Foods That Help With Soreness
Some foods contain natural compounds that reduce the inflammation and muscle damage that cause post-workout soreness. Tart cherry juice is one of the most studied options. It has been shown to reduce muscle pain and help maintain strength after intense exercise. Drinking 8 to 12 ounces after a hard session, or in the days surrounding a race or competition, can make a noticeable difference.
Beet juice is another useful recovery drink. Beets are high in nitrates, which your body converts into nitric oxide. This widens blood vessels and increases blood flow, helping deliver nutrients to damaged muscles faster. Omega-3 fatty acids from salmon, sardines, walnuts, and flaxseeds also reduce exercise-related inflammation over time when consumed regularly. These aren’t replacements for a proper post-workout meal, but adding them alongside your protein and carbs can speed up how quickly you bounce back.
Don’t Forget Fluids
Rehydrating after exercise is just as important as eating. The American College of Sports Medicine recommends drinking 150% of whatever fluid you lost during your workout. A practical way to estimate this: weigh yourself before and after exercise. For every pound lost, drink about 24 ounces of fluid (or about 1.5 liters per kilogram lost). Most of that loss is sweat, not fat.
Water is fine for moderate workouts under an hour. For longer or sweatier sessions, you also need to replace sodium and potassium, the two electrolytes you lose most through sweat. You can get these from a sports drink, but whole foods work too. A banana covers potassium, and adding a pinch of salt to your recovery meal or drinking broth handles sodium. Coconut water is a natural option that provides both.
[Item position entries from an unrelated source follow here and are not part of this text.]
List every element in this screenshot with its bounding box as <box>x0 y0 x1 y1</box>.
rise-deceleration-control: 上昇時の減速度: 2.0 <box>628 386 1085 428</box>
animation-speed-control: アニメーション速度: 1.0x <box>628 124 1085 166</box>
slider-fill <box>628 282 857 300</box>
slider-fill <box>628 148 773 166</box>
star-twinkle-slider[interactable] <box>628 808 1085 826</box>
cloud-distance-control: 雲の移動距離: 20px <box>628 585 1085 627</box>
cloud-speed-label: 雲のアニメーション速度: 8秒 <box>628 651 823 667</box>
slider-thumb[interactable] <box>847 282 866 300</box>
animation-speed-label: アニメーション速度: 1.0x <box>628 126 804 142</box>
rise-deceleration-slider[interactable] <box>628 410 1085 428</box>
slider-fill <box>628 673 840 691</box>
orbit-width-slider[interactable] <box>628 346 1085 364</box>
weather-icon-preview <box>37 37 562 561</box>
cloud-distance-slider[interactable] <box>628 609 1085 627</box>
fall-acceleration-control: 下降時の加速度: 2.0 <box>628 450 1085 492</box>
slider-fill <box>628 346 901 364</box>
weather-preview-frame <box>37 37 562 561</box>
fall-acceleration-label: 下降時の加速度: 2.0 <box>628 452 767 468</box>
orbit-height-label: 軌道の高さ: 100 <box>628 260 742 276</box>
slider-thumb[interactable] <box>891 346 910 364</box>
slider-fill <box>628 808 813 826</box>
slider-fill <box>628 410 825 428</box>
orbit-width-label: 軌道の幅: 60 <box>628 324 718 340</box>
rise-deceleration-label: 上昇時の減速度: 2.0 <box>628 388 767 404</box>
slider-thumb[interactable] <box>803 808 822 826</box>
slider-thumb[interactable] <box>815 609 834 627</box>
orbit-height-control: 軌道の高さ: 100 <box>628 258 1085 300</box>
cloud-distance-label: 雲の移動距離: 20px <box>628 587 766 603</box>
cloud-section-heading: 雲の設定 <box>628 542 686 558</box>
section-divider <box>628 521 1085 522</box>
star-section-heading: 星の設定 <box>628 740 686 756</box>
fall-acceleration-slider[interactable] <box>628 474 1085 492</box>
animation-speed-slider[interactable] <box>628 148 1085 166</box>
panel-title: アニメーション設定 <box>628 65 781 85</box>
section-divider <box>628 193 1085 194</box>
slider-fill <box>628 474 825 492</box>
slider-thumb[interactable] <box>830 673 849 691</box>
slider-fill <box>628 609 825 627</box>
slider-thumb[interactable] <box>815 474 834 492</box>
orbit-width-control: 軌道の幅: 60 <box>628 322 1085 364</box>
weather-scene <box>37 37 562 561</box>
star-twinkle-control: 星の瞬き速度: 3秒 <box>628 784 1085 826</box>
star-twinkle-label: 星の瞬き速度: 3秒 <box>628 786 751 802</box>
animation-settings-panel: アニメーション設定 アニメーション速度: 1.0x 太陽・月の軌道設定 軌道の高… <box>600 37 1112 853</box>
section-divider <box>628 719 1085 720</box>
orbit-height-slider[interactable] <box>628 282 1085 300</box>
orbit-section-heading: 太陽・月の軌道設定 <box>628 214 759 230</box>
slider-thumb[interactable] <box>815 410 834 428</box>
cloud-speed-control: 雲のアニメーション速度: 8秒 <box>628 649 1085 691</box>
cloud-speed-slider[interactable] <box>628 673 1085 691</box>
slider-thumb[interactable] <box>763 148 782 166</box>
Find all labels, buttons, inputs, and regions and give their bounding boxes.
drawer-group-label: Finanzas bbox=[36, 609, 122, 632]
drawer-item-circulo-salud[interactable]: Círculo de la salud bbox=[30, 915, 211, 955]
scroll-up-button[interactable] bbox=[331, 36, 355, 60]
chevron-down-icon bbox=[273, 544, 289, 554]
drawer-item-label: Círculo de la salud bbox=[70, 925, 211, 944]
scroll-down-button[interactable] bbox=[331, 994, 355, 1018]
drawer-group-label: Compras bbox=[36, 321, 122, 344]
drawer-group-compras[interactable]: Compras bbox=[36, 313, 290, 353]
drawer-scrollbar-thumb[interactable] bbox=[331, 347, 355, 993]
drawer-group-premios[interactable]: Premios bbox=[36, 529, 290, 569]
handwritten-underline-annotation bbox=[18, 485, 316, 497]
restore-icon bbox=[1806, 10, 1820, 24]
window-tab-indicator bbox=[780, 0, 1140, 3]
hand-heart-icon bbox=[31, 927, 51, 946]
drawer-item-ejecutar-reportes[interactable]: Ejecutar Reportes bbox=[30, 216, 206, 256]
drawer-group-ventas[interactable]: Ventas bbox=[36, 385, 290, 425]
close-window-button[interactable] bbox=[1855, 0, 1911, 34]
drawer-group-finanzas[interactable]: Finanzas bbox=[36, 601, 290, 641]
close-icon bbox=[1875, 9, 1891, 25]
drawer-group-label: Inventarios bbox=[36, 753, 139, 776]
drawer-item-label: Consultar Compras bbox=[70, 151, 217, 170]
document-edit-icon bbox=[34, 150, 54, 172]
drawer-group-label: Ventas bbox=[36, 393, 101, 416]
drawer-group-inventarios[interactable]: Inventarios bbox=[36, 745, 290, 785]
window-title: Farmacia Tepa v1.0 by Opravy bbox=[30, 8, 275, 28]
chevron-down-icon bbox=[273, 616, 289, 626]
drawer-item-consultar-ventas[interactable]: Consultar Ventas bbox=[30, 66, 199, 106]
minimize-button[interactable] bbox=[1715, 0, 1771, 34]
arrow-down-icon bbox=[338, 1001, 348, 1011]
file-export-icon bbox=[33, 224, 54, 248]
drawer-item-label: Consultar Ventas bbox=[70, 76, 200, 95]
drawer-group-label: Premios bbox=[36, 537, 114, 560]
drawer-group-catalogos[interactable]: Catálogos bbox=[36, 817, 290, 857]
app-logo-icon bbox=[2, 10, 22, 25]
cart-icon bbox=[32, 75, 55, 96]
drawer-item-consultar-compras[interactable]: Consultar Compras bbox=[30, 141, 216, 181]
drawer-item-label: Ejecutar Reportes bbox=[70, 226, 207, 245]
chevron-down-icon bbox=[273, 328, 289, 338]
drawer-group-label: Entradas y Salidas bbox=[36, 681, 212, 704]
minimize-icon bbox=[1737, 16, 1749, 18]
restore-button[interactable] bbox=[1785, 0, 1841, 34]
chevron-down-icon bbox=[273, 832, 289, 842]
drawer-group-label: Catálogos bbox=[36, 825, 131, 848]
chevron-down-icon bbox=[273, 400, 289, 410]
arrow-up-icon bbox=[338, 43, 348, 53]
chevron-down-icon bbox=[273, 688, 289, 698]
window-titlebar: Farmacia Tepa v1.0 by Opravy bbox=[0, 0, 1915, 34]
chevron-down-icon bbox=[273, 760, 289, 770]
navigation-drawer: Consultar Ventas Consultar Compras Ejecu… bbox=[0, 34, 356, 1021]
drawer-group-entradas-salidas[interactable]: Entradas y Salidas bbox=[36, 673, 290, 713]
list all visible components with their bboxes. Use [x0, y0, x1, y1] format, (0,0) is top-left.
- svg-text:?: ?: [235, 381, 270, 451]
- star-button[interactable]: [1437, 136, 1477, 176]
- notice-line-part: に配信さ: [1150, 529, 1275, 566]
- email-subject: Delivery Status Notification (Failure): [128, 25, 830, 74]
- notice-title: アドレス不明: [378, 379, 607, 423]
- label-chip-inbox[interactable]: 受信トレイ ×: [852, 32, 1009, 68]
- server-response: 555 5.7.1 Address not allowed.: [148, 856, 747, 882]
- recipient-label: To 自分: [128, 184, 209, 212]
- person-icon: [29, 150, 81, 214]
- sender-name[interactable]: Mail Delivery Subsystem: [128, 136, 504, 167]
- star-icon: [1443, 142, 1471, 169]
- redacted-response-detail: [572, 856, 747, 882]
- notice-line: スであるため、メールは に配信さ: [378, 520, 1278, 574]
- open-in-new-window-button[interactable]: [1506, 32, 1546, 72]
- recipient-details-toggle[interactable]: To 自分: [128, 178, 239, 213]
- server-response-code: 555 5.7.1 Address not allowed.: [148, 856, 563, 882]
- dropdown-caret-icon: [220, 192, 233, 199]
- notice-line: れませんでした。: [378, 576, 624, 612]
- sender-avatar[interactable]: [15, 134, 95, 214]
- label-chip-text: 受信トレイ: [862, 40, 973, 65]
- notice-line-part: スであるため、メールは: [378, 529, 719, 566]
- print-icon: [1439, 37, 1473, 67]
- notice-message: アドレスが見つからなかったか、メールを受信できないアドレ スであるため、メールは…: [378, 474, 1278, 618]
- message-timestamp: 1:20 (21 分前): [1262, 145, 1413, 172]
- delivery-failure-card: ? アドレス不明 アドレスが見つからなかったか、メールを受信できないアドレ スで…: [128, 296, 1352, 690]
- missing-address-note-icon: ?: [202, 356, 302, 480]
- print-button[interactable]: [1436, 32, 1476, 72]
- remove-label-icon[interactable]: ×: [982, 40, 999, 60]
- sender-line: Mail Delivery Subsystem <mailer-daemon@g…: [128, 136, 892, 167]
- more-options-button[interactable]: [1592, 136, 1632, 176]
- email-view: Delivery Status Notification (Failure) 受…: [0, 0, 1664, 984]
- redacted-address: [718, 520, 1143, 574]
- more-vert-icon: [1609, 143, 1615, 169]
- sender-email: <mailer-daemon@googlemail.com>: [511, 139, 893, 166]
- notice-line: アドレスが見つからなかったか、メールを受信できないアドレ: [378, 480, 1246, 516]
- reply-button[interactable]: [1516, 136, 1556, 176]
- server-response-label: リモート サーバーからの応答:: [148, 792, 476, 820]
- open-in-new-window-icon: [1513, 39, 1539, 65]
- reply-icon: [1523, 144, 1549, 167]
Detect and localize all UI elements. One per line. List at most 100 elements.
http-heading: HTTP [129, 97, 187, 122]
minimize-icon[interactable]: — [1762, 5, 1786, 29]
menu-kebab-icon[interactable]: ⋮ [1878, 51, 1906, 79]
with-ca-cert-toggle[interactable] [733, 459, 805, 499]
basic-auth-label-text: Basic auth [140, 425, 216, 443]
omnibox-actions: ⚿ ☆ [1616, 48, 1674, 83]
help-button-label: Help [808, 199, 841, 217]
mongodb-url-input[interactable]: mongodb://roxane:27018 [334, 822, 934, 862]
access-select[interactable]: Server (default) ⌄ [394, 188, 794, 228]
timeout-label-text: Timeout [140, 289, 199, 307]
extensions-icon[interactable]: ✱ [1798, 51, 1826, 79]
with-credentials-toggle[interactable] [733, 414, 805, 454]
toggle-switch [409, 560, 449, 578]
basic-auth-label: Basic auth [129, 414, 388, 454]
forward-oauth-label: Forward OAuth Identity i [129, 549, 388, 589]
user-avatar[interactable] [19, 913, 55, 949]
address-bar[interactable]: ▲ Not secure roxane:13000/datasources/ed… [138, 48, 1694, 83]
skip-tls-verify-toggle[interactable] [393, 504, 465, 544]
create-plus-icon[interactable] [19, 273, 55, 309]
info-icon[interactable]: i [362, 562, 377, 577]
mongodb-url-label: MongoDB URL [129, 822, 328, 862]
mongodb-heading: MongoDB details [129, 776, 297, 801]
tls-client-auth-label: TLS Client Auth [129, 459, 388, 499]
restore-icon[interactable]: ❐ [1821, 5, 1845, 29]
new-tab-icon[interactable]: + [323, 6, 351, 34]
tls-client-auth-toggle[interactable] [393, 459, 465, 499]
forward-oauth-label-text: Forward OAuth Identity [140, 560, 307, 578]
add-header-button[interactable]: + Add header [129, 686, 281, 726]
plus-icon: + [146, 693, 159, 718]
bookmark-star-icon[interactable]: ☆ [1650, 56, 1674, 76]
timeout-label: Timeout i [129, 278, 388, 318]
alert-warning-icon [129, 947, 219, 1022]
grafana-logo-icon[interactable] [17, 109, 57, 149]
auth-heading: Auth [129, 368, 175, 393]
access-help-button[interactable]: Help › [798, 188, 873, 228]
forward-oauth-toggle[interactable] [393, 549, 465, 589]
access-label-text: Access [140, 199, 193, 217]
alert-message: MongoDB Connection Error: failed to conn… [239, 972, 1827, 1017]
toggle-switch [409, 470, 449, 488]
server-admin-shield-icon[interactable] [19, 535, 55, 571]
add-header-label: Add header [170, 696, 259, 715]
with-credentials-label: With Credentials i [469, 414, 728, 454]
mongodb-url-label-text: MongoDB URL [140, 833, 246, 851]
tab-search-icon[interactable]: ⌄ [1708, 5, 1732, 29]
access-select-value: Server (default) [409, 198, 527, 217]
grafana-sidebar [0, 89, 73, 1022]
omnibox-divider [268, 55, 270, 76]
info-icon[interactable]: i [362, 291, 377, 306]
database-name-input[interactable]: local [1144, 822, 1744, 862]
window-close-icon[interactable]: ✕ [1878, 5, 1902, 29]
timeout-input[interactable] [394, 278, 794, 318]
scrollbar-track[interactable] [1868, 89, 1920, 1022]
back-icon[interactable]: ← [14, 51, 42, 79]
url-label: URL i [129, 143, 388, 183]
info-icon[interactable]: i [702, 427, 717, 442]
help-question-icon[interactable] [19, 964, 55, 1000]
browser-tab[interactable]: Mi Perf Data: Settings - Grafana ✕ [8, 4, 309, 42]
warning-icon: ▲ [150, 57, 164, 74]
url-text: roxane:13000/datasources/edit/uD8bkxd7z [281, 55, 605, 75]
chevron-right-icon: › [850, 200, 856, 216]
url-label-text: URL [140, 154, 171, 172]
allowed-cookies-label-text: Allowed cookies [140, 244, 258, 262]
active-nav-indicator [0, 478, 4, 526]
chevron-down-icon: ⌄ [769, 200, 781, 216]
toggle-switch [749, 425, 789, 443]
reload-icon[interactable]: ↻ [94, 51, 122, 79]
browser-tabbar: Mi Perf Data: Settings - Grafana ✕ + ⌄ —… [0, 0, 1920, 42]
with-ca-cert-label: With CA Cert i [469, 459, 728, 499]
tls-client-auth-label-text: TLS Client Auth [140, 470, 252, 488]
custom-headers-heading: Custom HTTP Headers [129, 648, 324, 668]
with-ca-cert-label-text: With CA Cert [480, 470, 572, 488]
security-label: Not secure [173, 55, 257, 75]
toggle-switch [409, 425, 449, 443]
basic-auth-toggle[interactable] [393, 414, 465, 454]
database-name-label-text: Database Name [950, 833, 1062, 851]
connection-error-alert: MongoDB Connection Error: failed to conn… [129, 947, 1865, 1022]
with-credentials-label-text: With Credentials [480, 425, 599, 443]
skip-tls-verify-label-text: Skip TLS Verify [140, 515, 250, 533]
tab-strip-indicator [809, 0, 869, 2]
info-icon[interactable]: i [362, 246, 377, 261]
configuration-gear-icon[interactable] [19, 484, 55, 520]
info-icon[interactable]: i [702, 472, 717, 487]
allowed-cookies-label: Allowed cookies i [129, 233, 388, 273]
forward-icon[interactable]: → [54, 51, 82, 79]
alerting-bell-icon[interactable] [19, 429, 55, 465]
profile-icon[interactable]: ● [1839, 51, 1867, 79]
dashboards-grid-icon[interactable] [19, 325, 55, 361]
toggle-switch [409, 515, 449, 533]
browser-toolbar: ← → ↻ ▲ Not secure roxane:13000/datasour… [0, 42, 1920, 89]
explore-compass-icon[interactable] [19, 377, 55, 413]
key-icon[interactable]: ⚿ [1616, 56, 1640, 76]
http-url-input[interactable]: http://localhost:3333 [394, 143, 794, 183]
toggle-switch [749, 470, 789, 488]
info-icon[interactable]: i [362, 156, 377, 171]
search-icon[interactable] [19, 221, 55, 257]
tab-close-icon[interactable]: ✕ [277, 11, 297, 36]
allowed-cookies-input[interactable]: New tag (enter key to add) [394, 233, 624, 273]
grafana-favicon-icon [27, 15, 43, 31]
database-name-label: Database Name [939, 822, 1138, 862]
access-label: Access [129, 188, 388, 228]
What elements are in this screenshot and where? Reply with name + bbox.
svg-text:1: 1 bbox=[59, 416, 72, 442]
Simple Post-Workout Meal Ideas
- After strength training: Greek yogurt with berries and granola; a protein shake with a banana; grilled chicken with rice and vegetables; eggs on whole-grain toast
- After endurance exercise: A smoothie with oats, frozen fruit, milk, and protein powder; a large bowl of oatmeal with nut butter and honey; a turkey and avocado wrap with a side of fruit
- Plant-based options: A black bean and rice bowl with pumpkin seeds; tofu stir-fry with noodles; a peanut butter and banana sandwich on whole-wheat bread; lentil soup with crusty bread
The common thread across all of these is the same: a solid serving of protein, a good portion of carbohydrates, and enough fluid to replace what you sweated out. Get those three things right within a reasonable window after your workout, and the specific foods matter less than the consistency of doing it every time you train.